Wednesday, September 21, 2016

The Blue Pill vs. The Rolling Stones

Packing for my trip to Amarillo this summer, I tossed a sleeping pill into the container with my vitamins. I don’t use a sleeping pill very often, but if I am too keyed up when I go to bed (which I thought could happen after hours of laughing and talking with a friend I haven’t seen in six years) or am anxious, sometimes either I can’t go to sleep at all or I wake up at 3:00 a.m. and cannot go back to sleep. My doctor prescribed a very low-dose sleeping aid; it helps me fall asleep but its effects wear off after a couple hours.

Although Laura and I stayed up too late on Saturday night, talking and laughing into the wee hours, I had no trouble sleeping. (The two bottles of wine we drank while staying up so late may have helped with that.) Before we went down to breakfast, I knocked back all my morning vitamins, including a blue capsule that I took to be an acid reducer.

After breakfast, as we were packing up to head out, I thought about the blue capsule I had tossed in with the vitamins. I looked in my vitamin bottle. Yup, I definitely took the blue capsule before breakfast. Then came this conversation:

Me: Bummer.

Laura: What?

Me: I took a sleeping pill before breakfast.

Laura: WHAT?!

Me: My acid reducer and my sleeping pill are both blue capsules. I didn’t bring an acid reducer because they are an every-other-day pill and I took one yesterday. I brought the sleeping pill in case I got too keyed up and couldn’t sleep. I just took the sleeping pill.

Laura: Are you sure?

Me: (Yawn) Yeah. I’m sure.


It wasn’t that big a deal. Laura wanted additional knitting practice and I needed caffeine, so we went to a nearby Starbucks where she learned to purl and to cast off and then practiced everything she’d learned. I answered her knitting questions, drank some espresso beverages, and yawned a lot.

We stayed at Starbucks three hours. By the time Laura was feeling comfortable with her new knitting skills, I was wide awake. We hit the road.

By the time I was halfway home it had begun to rain, giving me a barometric headache. I was surrounded by 18-wheelers, half of whom were crawling along I-40 doing 50 while the other half were rushing by at 75. I was jittery from all that caffeine and not enough protein, I was low on gas, and a bathroom break sounded really good. I stopped in the next town.

Before I re-hit the road, I checked my phone and discovered a text from my sister. I decided to prolong my break and called her back. We discussed our respective exciting weekend activities. When I told her how I had mistaken my sleeping pill for an acid reducer and then spent some time at the coffee shop in Amarillo to sure I stayed awake on the way home, she told me a story of her own.
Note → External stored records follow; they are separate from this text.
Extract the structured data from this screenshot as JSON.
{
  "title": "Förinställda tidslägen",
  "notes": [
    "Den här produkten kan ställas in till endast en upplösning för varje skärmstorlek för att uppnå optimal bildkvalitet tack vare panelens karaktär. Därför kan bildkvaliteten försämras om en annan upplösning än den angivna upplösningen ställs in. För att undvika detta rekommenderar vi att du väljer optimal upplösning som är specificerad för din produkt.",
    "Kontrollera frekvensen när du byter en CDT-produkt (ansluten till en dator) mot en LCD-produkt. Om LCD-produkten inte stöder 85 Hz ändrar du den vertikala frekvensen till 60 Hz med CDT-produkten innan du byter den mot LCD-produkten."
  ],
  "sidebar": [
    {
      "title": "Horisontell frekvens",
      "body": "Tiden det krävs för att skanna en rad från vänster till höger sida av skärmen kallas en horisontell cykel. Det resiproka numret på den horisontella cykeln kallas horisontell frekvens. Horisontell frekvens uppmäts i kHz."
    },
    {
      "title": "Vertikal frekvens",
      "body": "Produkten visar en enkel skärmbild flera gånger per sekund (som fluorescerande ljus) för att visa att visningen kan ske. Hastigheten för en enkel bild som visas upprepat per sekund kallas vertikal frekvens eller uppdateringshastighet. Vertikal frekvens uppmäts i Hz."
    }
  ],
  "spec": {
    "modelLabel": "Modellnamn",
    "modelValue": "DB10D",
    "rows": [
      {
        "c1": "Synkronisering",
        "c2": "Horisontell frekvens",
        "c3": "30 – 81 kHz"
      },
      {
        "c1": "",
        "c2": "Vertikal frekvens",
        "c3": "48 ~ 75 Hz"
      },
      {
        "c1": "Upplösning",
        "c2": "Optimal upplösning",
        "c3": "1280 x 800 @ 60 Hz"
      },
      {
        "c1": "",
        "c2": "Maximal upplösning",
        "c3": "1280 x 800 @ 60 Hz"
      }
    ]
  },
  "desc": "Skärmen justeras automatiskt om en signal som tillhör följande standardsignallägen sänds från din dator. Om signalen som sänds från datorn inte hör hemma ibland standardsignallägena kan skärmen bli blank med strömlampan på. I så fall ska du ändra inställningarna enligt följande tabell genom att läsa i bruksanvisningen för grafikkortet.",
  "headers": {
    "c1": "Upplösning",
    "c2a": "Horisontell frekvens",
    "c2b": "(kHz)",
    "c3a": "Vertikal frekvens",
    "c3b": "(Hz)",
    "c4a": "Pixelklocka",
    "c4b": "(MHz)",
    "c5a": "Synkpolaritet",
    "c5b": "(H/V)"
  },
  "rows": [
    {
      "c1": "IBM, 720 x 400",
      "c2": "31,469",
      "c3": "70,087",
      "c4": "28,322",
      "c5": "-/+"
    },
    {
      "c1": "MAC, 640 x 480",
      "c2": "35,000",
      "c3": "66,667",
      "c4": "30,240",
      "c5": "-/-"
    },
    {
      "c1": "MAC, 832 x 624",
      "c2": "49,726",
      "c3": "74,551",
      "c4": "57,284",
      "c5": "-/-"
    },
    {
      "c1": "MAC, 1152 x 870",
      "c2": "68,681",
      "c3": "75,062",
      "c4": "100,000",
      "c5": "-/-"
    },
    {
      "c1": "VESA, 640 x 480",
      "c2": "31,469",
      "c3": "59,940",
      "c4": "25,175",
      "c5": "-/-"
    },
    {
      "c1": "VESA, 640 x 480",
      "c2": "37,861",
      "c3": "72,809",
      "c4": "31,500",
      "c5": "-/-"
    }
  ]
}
When Susan was a freshman in college in Wichita Falls, her boyfriend in Austin asked her to meet him in Dallas for the weekend because he had tickets to see The Rolling Stones. Woo hoo!!!!! They saw the concert, stayed out pretty much all night, partied up a storm, and had the most fabulous weekend possible!

Dallas is a only couple hours from Wichita Falls, but there’s not much to see along the way. Typically that’s no biggie, but after a party-filled, no-sleep weekend, Susan was exhausted. About halfway to the dorm, she realized she needed to take a nap before she fell asleep at the wheel. She turned onto a farm road and drove far enough that no one could see her car from the highway and she could just barely see the roof of the farmhouse in the distance. She then drove into the empty pasture, leaned her seat back, and went to sleep.

She’s not sure how long she was asleep when she blearily awakened with the feeling something was wrong. She came wide awake when she realized her car was shaking. Bolting upright, she saw that she was surrounded and her car was being pushed back and forth by  . . . . . cows. They were all jostling for a better view of the girl in the car, pushing their noses up to the windows, and shoving each other around. The car was rocking pretty hard. Susan was afraid the car was going to tip over, and she was going to have to explain to the parents what she was doing somewhere between Dallas and Wichita Falls in a cow pasture on Sunday evening.

She fired up engine, eased her way (honking) through the cattle, and hauled butt back to the highway. The rest of her trip was uneventful. The parents never knew she spent the weekend in Dallas with her boyfriend.

Susan and I should probably not take any road trips together.


1 comment:

Unknown said...

Thank you for not posting this until they both were deceased. They would likely ground me, even though I'm well over 18.